Uncle Tom’s Cabin | Harriet Beecher Stowe
The narrative tells the story of three slaves – Tom, Eliza, and George – who begin in Kentucky and deal with the hardships in their lives. Part I opens with a plantation owner, Mr. Shelby, trying to sell Uncle Tom and Harry, the five-year-old son of Eliza, the house servant. Eliza decides to run away with Harry, but Uncle Tom won’t go against Mr. Shelby.
“When I look for religion, I must look for something above me, and not something beneath.”
Ceremony | Leslie Marmon Silko
Tayo, a mixed-blood Native American, has psychological problems from his time in World War II and, to a lesser extent, his troubled childhood. He wants to reconnect with his traditions and spirituality.
The Good Soldier | Ford Maddox Ford
John and Florence Dowell, an American couple, spend time in a German resort town over the span of a decade where they get to know Edward and Leonora Ashburnham, a British couple. They gradually learn more about each others lives. They deal with the confinements of religion, their marriages, and health problems.
A Journal of the Plague Year | Daniel Defoe
The narrator recollects the events of 1665 in London when a plague progressed thru the city. A religious man, he uses the Bible to inform some of his decisions, and wonders if God is playing any part in the pestilence.

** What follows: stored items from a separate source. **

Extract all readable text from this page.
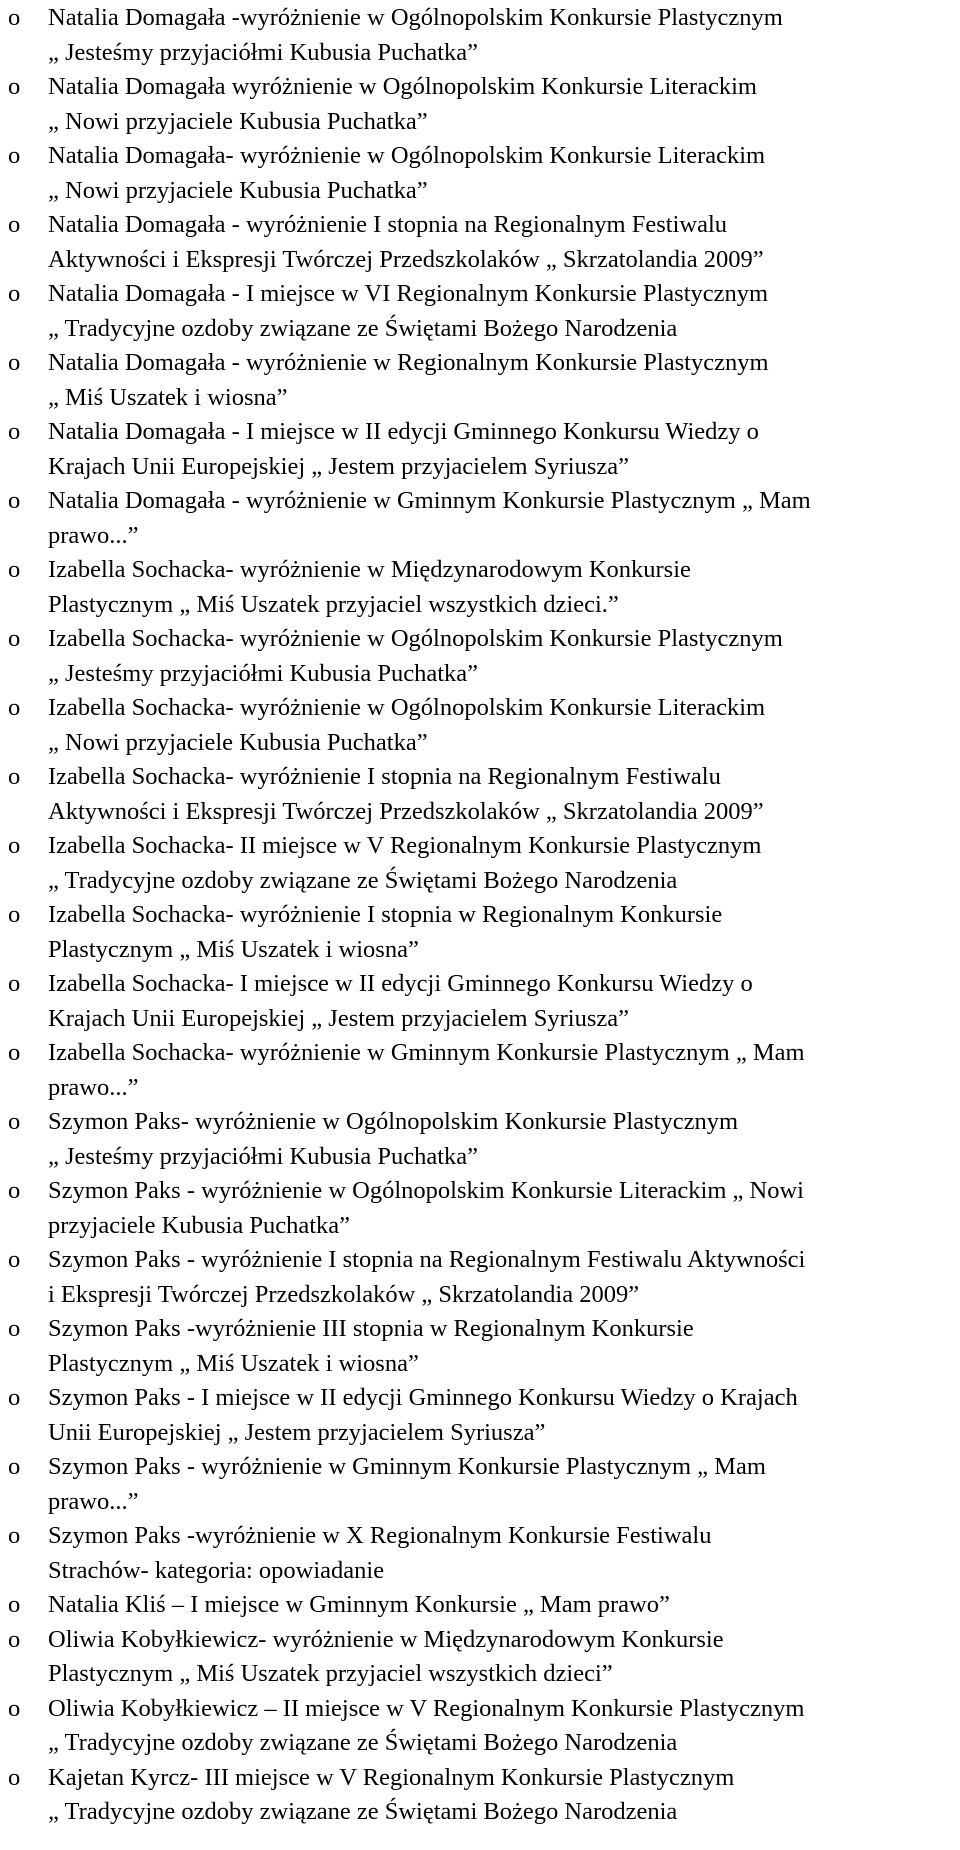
o Natalia Domagała -wyróżnienie w Ogólnopolskim Konkursie Plastycznym
„ Jesteśmy przyjaciółmi Kubusia Puchatka”
o Natalia Domagała wyróżnienie w Ogólnopolskim Konkursie Literackim
„ Nowi przyjaciele Kubusia Puchatka”
o Natalia Domagała- wyróżnienie w Ogólnopolskim Konkursie Literackim
„ Nowi przyjaciele Kubusia Puchatka”
o Natalia Domagała - wyróżnienie I stopnia na Regionalnym Festiwalu
Aktywności i Ekspresji Twórczej Przedszkolaków „ Skrzatolandia 2009”
o Natalia Domagała - I miejsce w VI Regionalnym Konkursie Plastycznym
„ Tradycyjne ozdoby związane ze Świętami Bożego Narodzenia
o Natalia Domagała - wyróżnienie w Regionalnym Konkursie Plastycznym
„ Miś Uszatek i wiosna”
o Natalia Domagała - I miejsce w II edycji Gminnego Konkursu Wiedzy o
Krajach Unii Europejskiej „ Jestem przyjacielem Syriusza”
o Natalia Domagała - wyróżnienie w Gminnym Konkursie Plastycznym „ Mam
prawo...”
o Izabella Sochacka- wyróżnienie w Międzynarodowym Konkursie
Plastycznym „ Miś Uszatek przyjaciel wszystkich dzieci.”
o Izabella Sochacka- wyróżnienie w Ogólnopolskim Konkursie Plastycznym
„ Jesteśmy przyjaciółmi Kubusia Puchatka”
o Izabella Sochacka- wyróżnienie w Ogólnopolskim Konkursie Literackim
„ Nowi przyjaciele Kubusia Puchatka”
o Izabella Sochacka- wyróżnienie I stopnia na Regionalnym Festiwalu
Aktywności i Ekspresji Twórczej Przedszkolaków „ Skrzatolandia 2009”
o Izabella Sochacka- II miejsce w V Regionalnym Konkursie Plastycznym
„ Tradycyjne ozdoby związane ze Świętami Bożego Narodzenia
o Izabella Sochacka- wyróżnienie I stopnia w Regionalnym Konkursie
Plastycznym „ Miś Uszatek i wiosna”
o Izabella Sochacka- I miejsce w II edycji Gminnego Konkursu Wiedzy o
Krajach Unii Europejskiej „ Jestem przyjacielem Syriusza”
o Izabella Sochacka- wyróżnienie w Gminnym Konkursie Plastycznym „ Mam
prawo...”
o Szymon Paks- wyróżnienie w Ogólnopolskim Konkursie Plastycznym
„ Jesteśmy przyjaciółmi Kubusia Puchatka”
o Szymon Paks - wyróżnienie w Ogólnopolskim Konkursie Literackim „ Nowi
przyjaciele Kubusia Puchatka”
o Szymon Paks - wyróżnienie I stopnia na Regionalnym Festiwalu Aktywności
i Ekspresji Twórczej Przedszkolaków „ Skrzatolandia 2009”
o Szymon Paks -wyróżnienie III stopnia w Regionalnym Konkursie
Plastycznym „ Miś Uszatek i wiosna”
o Szymon Paks - I miejsce w II edycji Gminnego Konkursu Wiedzy o Krajach
Unii Europejskiej „ Jestem przyjacielem Syriusza”
o Szymon Paks - wyróżnienie w Gminnym Konkursie Plastycznym „ Mam
prawo...”
o Szymon Paks -wyróżnienie w X Regionalnym Konkursie Festiwalu
Strachów- kategoria: opowiadanie
o Natalia Kliś – I miejsce w Gminnym Konkursie „ Mam prawo”
o Oliwia Kobyłkiewicz- wyróżnienie w Międzynarodowym Konkursie
Plastycznym „ Miś Uszatek przyjaciel wszystkich dzieci”
o Oliwia Kobyłkiewicz – II miejsce w V Regionalnym Konkursie Plastycznym
„ Tradycyjne ozdoby związane ze Świętami Bożego Narodzenia
o Kajetan Kyrcz- III miejsce w V Regionalnym Konkursie Plastycznym
„ Tradycyjne ozdoby związane ze Świętami Bożego Narodzenia
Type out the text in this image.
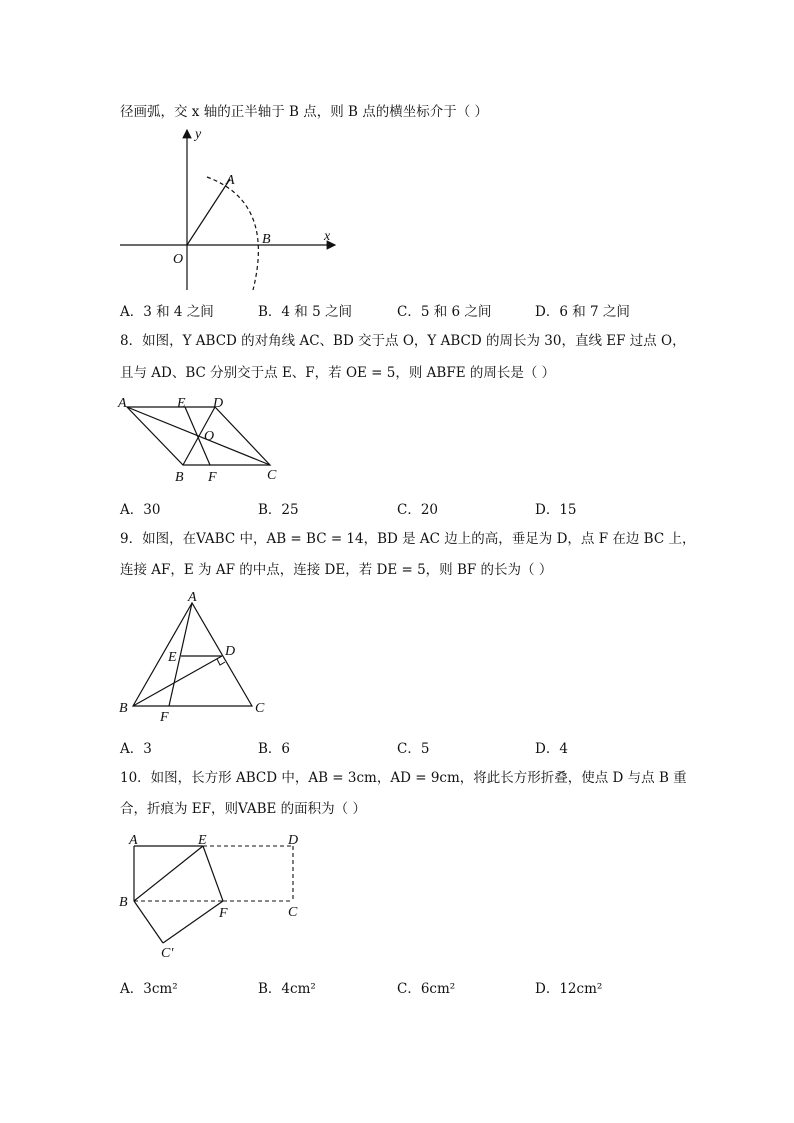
径画弧，交 x 轴的正半轴于 B 点，则 B 点的横坐标介于（ ）
y
x
A
B
O
A．3 和 4 之间	B．4 和 5 之间	C．5 和 6 之间	D．6 和 7 之间
8．如图，Y ABCD 的对角线 AC、BD 交于点 O，Y ABCD 的周长为 30，直线 EF 过点 O，
且与 AD、BC 分别交于点 E、F，若 OE = 5，则 ABFE 的周长是（ ）
A	E D
O
B F	C
A．30	B．25	C．20	D．15
9．如图，在VABC 中，AB = BC = 14，BD 是 AC 边上的高，垂足为 D，点 F 在边 BC 上，
连接 AF，E 为 AF 的中点，连接 DE，若 DE = 5，则 BF 的长为（ ）
A
D
E
B
F
C
A．3	B．6	C．5	D．4
10．如图，长方形 ABCD 中，AB = 3cm，AD = 9cm，将此长方形折叠，使点 D 与点 B 重
合，折痕为 EF，则VABE 的面积为（ ）
A	E	D
B
F	C
C′
A．3cm²	B．4cm²	C．6cm²	D．12cm²
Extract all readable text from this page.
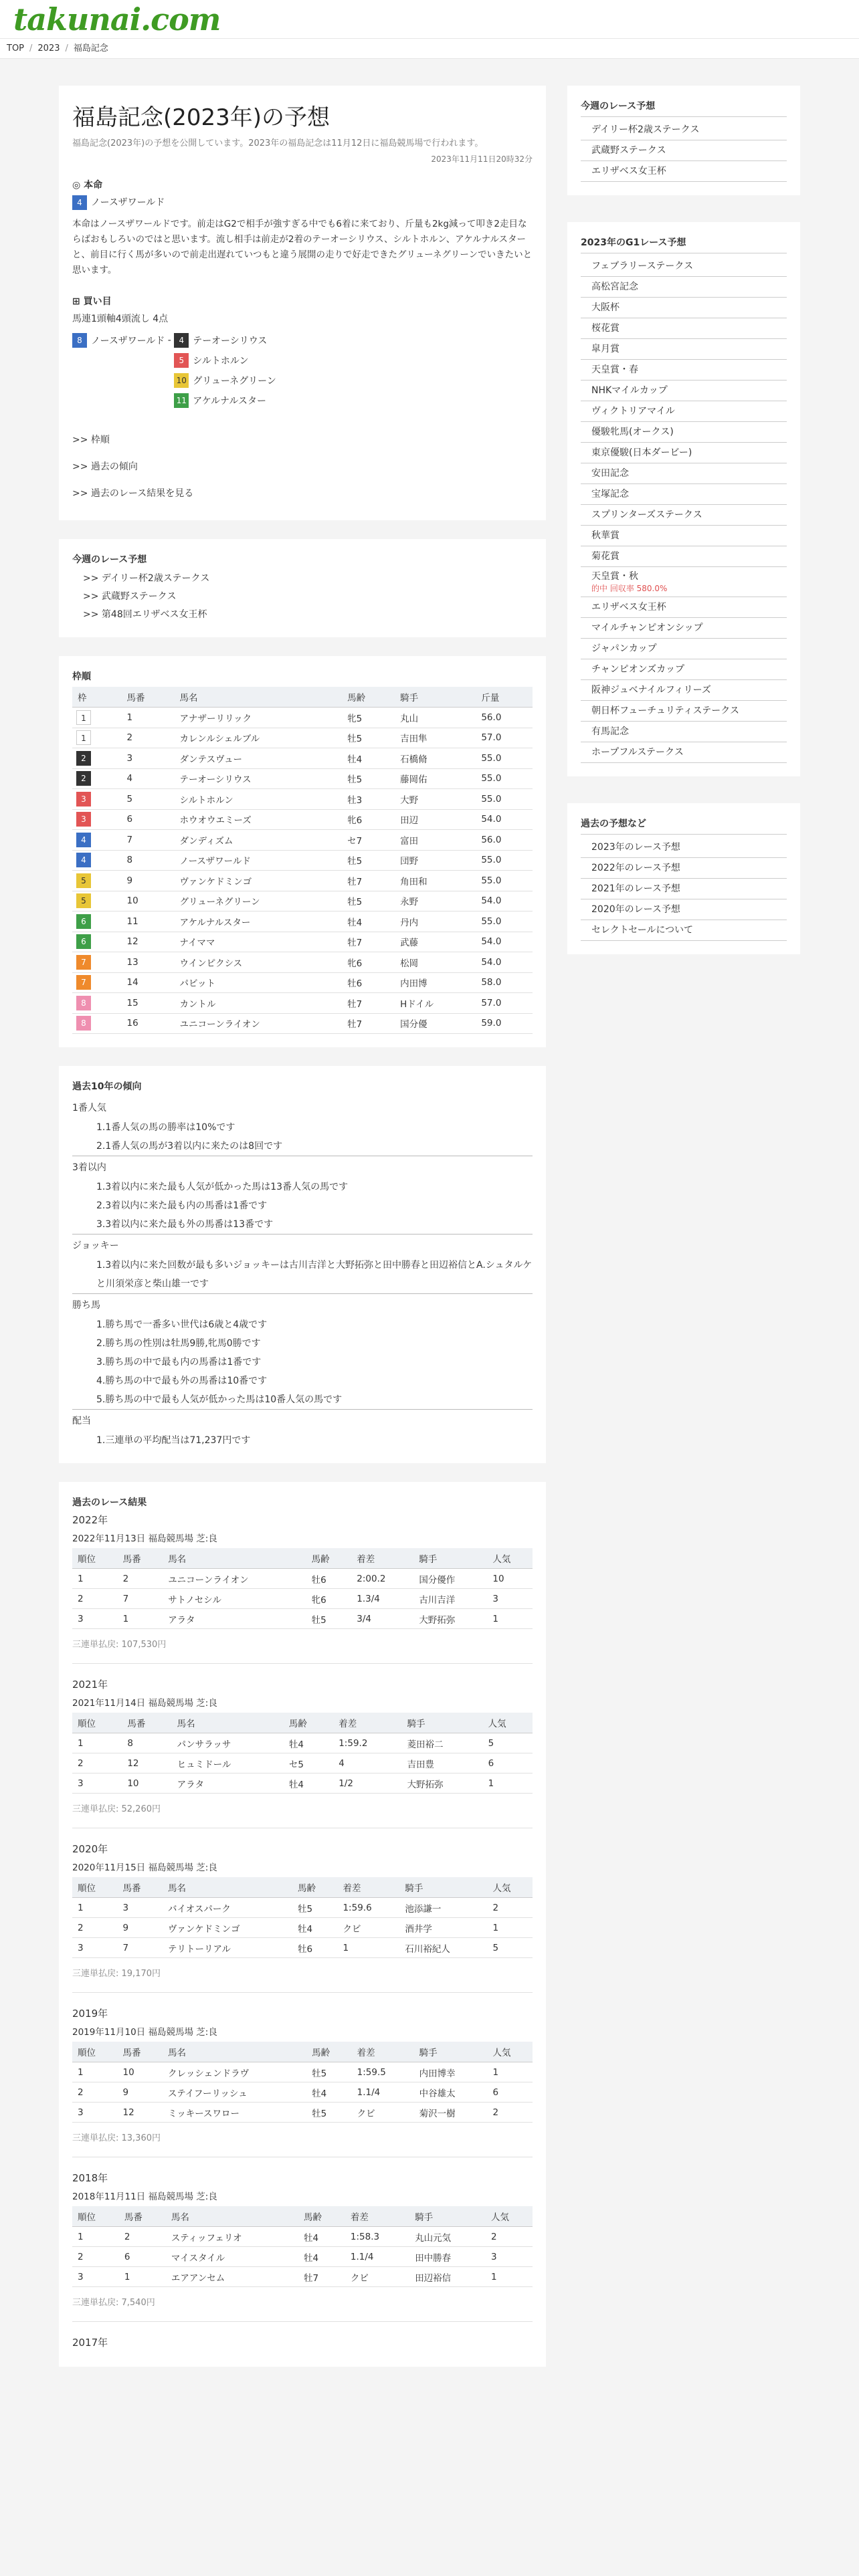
takunai.com
TOP / 2023 / 福島記念
福島記念(2023年)の予想

福島記念(2023年)の予想を公開しています。2023年の福島記念は11月12日に福島競馬場で行われます。

2023年11月11日20時32分

◎ 本命
4 ノースザワールド

本命はノースザワールドです。前走はG2で相手が強すぎる中でも6着に来ており、斤量も2kg減って叩き2走目ならばおもしろいのではと思います。流し相手は前走が2着のテーオーシリウス、シルトホルン、アケルナルスターと、前目に行く馬が多いので前走出遅れていつもと違う展開の走りで好走できたグリューネグリーンでいきたいと思います。

⊞ 買い目
馬連1頭軸4頭流し 4点
8 ノースザワールド - 4 テーオーシリウス
5 シルトホルン
10 グリューネグリーン
11 アケルナルスター
>> 枠順
>> 過去の傾向
>> 過去のレース結果を見る
今週のレース予想
>> デイリー杯2歳ステークス
>> 武蔵野ステークス
>> 第48回エリザベス女王杯
枠順
枠	馬番	馬名	馬齢	騎手	斤量
1	1	アナザーリリック	牝5	丸山	56.0
1	2	カレンルシェルブル	牡5	吉田隼	57.0
2	3	ダンテスヴュー	牡4	石橋脩	55.0
2	4	テーオーシリウス	牡5	藤岡佑	55.0
3	5	シルトホルン	牡3	大野	55.0
3	6	ホウオウエミーズ	牝6	田辺	54.0
4	7	ダンディズム	セ7	富田	56.0
4	8	ノースザワールド	牡5	団野	55.0
5	9	ヴァンケドミンゴ	牡7	角田和	55.0
5	10	グリューネグリーン	牡5	永野	54.0
6	11	アケルナルスター	牡4	丹内	55.0
6	12	ナイママ	牡7	武藤	54.0
7	13	ウインピクシス	牝6	松岡	54.0
7	14	パビット	牡6	内田博	58.0
8	15	カントル	牡7	Hドイル	57.0
8	16	ユニコーンライオン	牡7	国分優	59.0
過去10年の傾向
1番人気
1.1番人気の馬の勝率は10%です
2.1番人気の馬が3着以内に来たのは8回です
3着以内
1.3着以内に来た最も人気が低かった馬は13番人気の馬です
2.3着以内に来た最も内の馬番は1番です
3.3着以内に来た最も外の馬番は13番です
ジョッキー
1.3着以内に来た回数が最も多いジョッキーは古川吉洋と大野拓弥と田中勝春と田辺裕信とA.シュタルケと川須栄彦と柴山雄一です
勝ち馬
1.勝ち馬で一番多い世代は6歳と4歳です
2.勝ち馬の性別は牡馬9勝,牝馬0勝です
3.勝ち馬の中で最も内の馬番は1番です
4.勝ち馬の中で最も外の馬番は10番です
5.勝ち馬の中で最も人気が低かった馬は10番人気の馬です
配当
1.三連単の平均配当は71,237円です
過去のレース結果
2022年
2022年11月13日 福島競馬場 芝:良
順位	馬番	馬名	馬齢	着差	騎手	人気
1	2	ユニコーンライオン	牡6	2:00.2	国分優作	10
2	7	サトノセシル	牝6	1.3/4	古川吉洋	3
3	1	アラタ	牡5	3/4	大野拓弥	1
三連単払戻: 107,530円
2021年
2021年11月14日 福島競馬場 芝:良
順位	馬番	馬名	馬齢	着差	騎手	人気
1	8	パンサラッサ	牡4	1:59.2	菱田裕二	5
2	12	ヒュミドール	セ5	4	吉田豊	6
3	10	アラタ	牡4	1/2	大野拓弥	1
三連単払戻: 52,260円
2020年
2020年11月15日 福島競馬場 芝:良
順位	馬番	馬名	馬齢	着差	騎手	人気
1	3	バイオスパーク	牡5	1:59.6	池添謙一	2
2	9	ヴァンケドミンゴ	牡4	クビ	酒井学	1
3	7	テリトーリアル	牡6	1	石川裕紀人	5
三連単払戻: 19,170円
2019年
2019年11月10日 福島競馬場 芝:良
順位	馬番	馬名	馬齢	着差	騎手	人気
1	10	クレッシェンドラヴ	牡5	1:59.5	内田博幸	1
2	9	ステイフーリッシュ	牡4	1.1/4	中谷雄太	6
3	12	ミッキースワロー	牡5	クビ	菊沢一樹	2
三連単払戻: 13,360円
2018年
2018年11月11日 福島競馬場 芝:良
順位	馬番	馬名	馬齢	着差	騎手	人気
1	2	スティッフェリオ	牡4	1:58.3	丸山元気	2
2	6	マイスタイル	牡4	1.1/4	田中勝春	3
3	1	エアアンセム	牡7	クビ	田辺裕信	1
三連単払戻: 7,540円
2017年
今週のレース予想
デイリー杯2歳ステークス
武蔵野ステークス
エリザベス女王杯
2023年のG1レース予想
フェブラリーステークス
高松宮記念
大阪杯
桜花賞
皐月賞
天皇賞・春
NHKマイルカップ
ヴィクトリアマイル
優駿牝馬(オークス)
東京優駿(日本ダービー)
安田記念
宝塚記念
スプリンターズステークス
秋華賞
菊花賞
天皇賞・秋
的中 回収率 580.0%
エリザベス女王杯
マイルチャンピオンシップ
ジャパンカップ
チャンピオンズカップ
阪神ジュベナイルフィリーズ
朝日杯フューチュリティステークス
有馬記念
ホープフルステークス
過去の予想など
2023年のレース予想
2022年のレース予想
2021年のレース予想
2020年のレース予想
セレクトセールについて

The Idiot | Fyodor Dostoevsky
Mishkin has just been treated for epilepsy and idiocy. He is going to meet Madame Yepanching, who he believes is a relative. Rogozhin is traveling to collect his inheritance of more than two million rubles after the death of his father. The central character, Mishkin, is self-sacrificing and forgiving and others take advantage of him.
Cat’s Cradle | Kurt Vonnegut
John is doing research for a book about the day Hiroshima was hit by the atomic bomb. In particular he looks into the Hoeniker family, whose patriarch, Dr. Felix Hoeniker, was one of the scientists who developed the atomic bomb. John discovers the existence of a potentially greater threat – ice-nine, a seed that could freeze all of earth’s water.